Dante's Dream on the Day of the Death of Beatrice: 9th of June, 1290

Alternately titled: Dante's Dream at the Time of the Death of Beatrice

Dante Gabriel Rossetti

General Description

Date: 1875?
Date: 1856


◦ Gregory, “Life and Works of DGR” vol. 2, 143.

◦ Marillier, DGR: An Illustrated Memorial, 72-73, 165-168, 184, 205.

◦ Sharp, DGR: A Record and a Study, 151-152, 216-226.

◦ Stephens, Dante Gabriel Rossetti, 77-78.

◦ Surtees, A Catalogue Raisonné vol. 1, 42-48.

◦ Bennett, Pre-Raphaelite Circle, 173-177.

Scholarly Commentary


The subject, taken from Dante's Vita Nuova, remained a central one for DGR throughout his life, as the history of all his work shows. He first thought to illustrate it in 1848, as he told Charles Lyell in a letter of 14 November (see Fredeman, Correspondence 48. 12 ), but didn't actually set to work on a picture until seven years later. There are three sets of texts that relate to this work, while on the pictorial side is a large body of materials, though in fact only two key paintings, the 1856 watercolour and the large 1871 oil replica. The latter was redone as a smaller replica in oil for Graham when the latter refused to buy the large oil replica.

The textual point of departure is the canzone translated by DGR as “A very pitiful lady, very young”. The particular locus is lines 64-70 of the canzone, which is incoporated into DGR's translation of the Vita Nuova. A fair copy manuscript of DGR's translation of this passage survives that dates from 1848 or 1849. DGR quotes the passage at the head of the prose ekphrasis he probably wrote in 1874 to accompany the large oil painting he had finished in 1871. The ekphrasis is the second text that “doubles” the picture. A third is the pair of texts DGR wrote “For the Predella of the Picture. Dante's Dream”.

The two key paintings are the watercolor done for Ellen Heaton in 1856 and the monumental oil he undertook in 1869 on commission for William Graham.

Most important for DGR in this moment of the Beatricean myth is the “dream” element, which locates the presence of spiritual authorities in Dante's life. When DGR takes up the subject in his (belated) turn, the authority gets transferred from the religious to the aesthetic level. As the prose ekphrasis suggests, the picture is an elaborated interpretation of the relation of dream and art. Dante's canzone stands in relation to DGR's picture as the original dream stood in relation to the canzone. DGR's work means to argue that explanatory power operates in an inverse ratio to the level of the interpretation's rational or conceptual form.

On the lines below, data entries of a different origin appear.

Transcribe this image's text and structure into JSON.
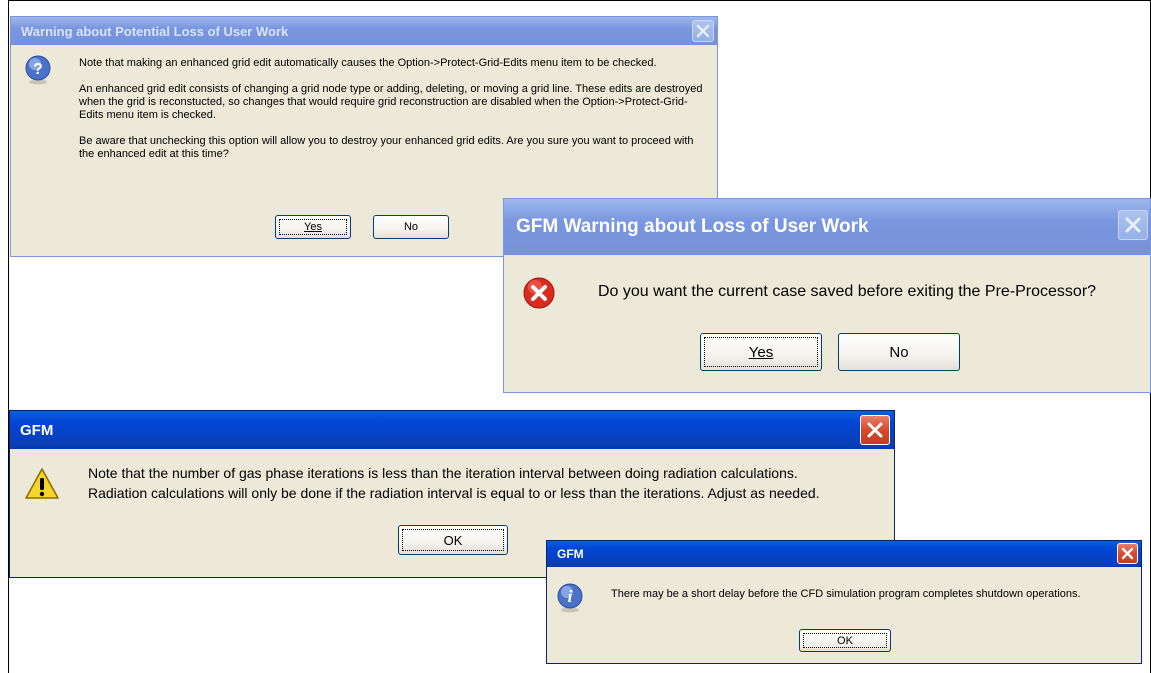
{
  "dialog1": {
    "title": "Warning about Potential Loss of User Work",
    "icon": "question-icon",
    "paragraphs": [
      "Note that making an enhanced grid edit automatically causes the Option->Protect-Grid-Edits menu item to be checked.",
      "An enhanced grid edit consists of changing a grid node type or adding, deleting, or moving a grid line.  These edits are destroyed when the grid is reconstucted, so changes that would require grid reconstruction are disabled when the Option->Protect-Grid-Edits menu item is checked.",
      "Be aware that unchecking this option will allow you to destroy your enhanced grid edits.  Are you sure you want to proceed with the enhanced edit at this time?"
    ],
    "yes_label": "Yes",
    "no_label": "No"
  },
  "dialog2": {
    "title": "GFM Warning about Loss of User Work",
    "icon": "error-icon",
    "message": "Do you want the current case saved before exiting the Pre-Processor?",
    "yes_label": "Yes",
    "no_label": "No"
  },
  "dialog3": {
    "title": "GFM",
    "icon": "warning-icon",
    "message_lines": [
      "Note that the number of gas phase iterations is less than the iteration interval between doing radiation calculations.",
      "Radiation calculations will only be done if the radiation interval is equal to or less than the iterations.  Adjust as needed."
    ],
    "ok_label": "OK"
  },
  "dialog4": {
    "title": "GFM",
    "icon": "info-icon",
    "message": "There may be a short delay before the CFD simulation program completes shutdown operations.",
    "ok_label": "OK"
  },
  "colors": {
    "active_title": "#0046d5",
    "inactive_title": "#7a96df",
    "dialog_face": "#ece9d8",
    "close_red": "#d64a2c"
  }
}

Textual History: Composition

DGR's translation of the Vita Nuova seems to have been in process between about 1846 and 1861; at any rate, he clearly worked at it from time to time over that period. The text of the canzone that he prints with his prose ekphrasis is taken from the 1874 printing of the poem, not the 1861 printing. The ekphrasis must have been written and even printed well before 1881 because it is mentioned in a letter to Treffry Dunn that seems to date from the mid-1870s. The texts for the twin predellas were probably written at the time he finished them in 1880.

Production History

The first sketches for a picture were made in 1855 when DGR was working toward the watercolor he completed in 1856 for Ellen Heaton, to whom he wrote the following description of the work: “The figures (all foreground ones) are, Dante, the dead Beatrice, two other ladies & an angelic figure representing Love, who is introduced as a person throughout the Vita Nuova; & there is a good deal of accessory matter, the drawing being, unless I am much mistaken, considerably more than double the size of the Rachel & Leah, and it is in every respect a much better drawing than that one, which I undertook not at my own suggestion, and the subject of which never interested me” (see Fredeman, Correspondence 56. 12 ). Years later (September 1863) he asked Ellen Heaton to borrow the picture because “I have some serious thoughts of beginning at once an oil picture on a considerable scale of the same subject as your drawing of Dante's Dream” ( Fredeman, Correspondence 63. 88 ). He didn't begin this oil painting until 1869, when he was commissioned to the work by William Graham, and when he again borrowed Ellen Heaton's watercolour to help guide him in the work ( Fredeman, Correspondence 68. 4 ). That picture was finished in 1871 but was refused by Graham as being too large. DGR did some repainting on the picture during the 1870s, and it eventually was sold to the city of Liverpool in 1881. DGR later did a smaller replica in oil for Graham, which he worked on between 1878 and 1880, when he finished the two predellas that were part of the work.


The prose ekphrasis gives a detailed explication of the picture's iconography.

Printing History

The date of the broadside printing is uncertain but it seems to have been made in the mid-1870s. It would have been the first printing. It was also later published (in part) in The Athenaeum (1 Nov. 1879, p. 567 and 20 August 1881, p. 250). It was printed complete in the catalogue for the Walker Art Gallery's Liverpool Autumn Exhibition (1881). The texts for the twin predellas were not printed until 1911.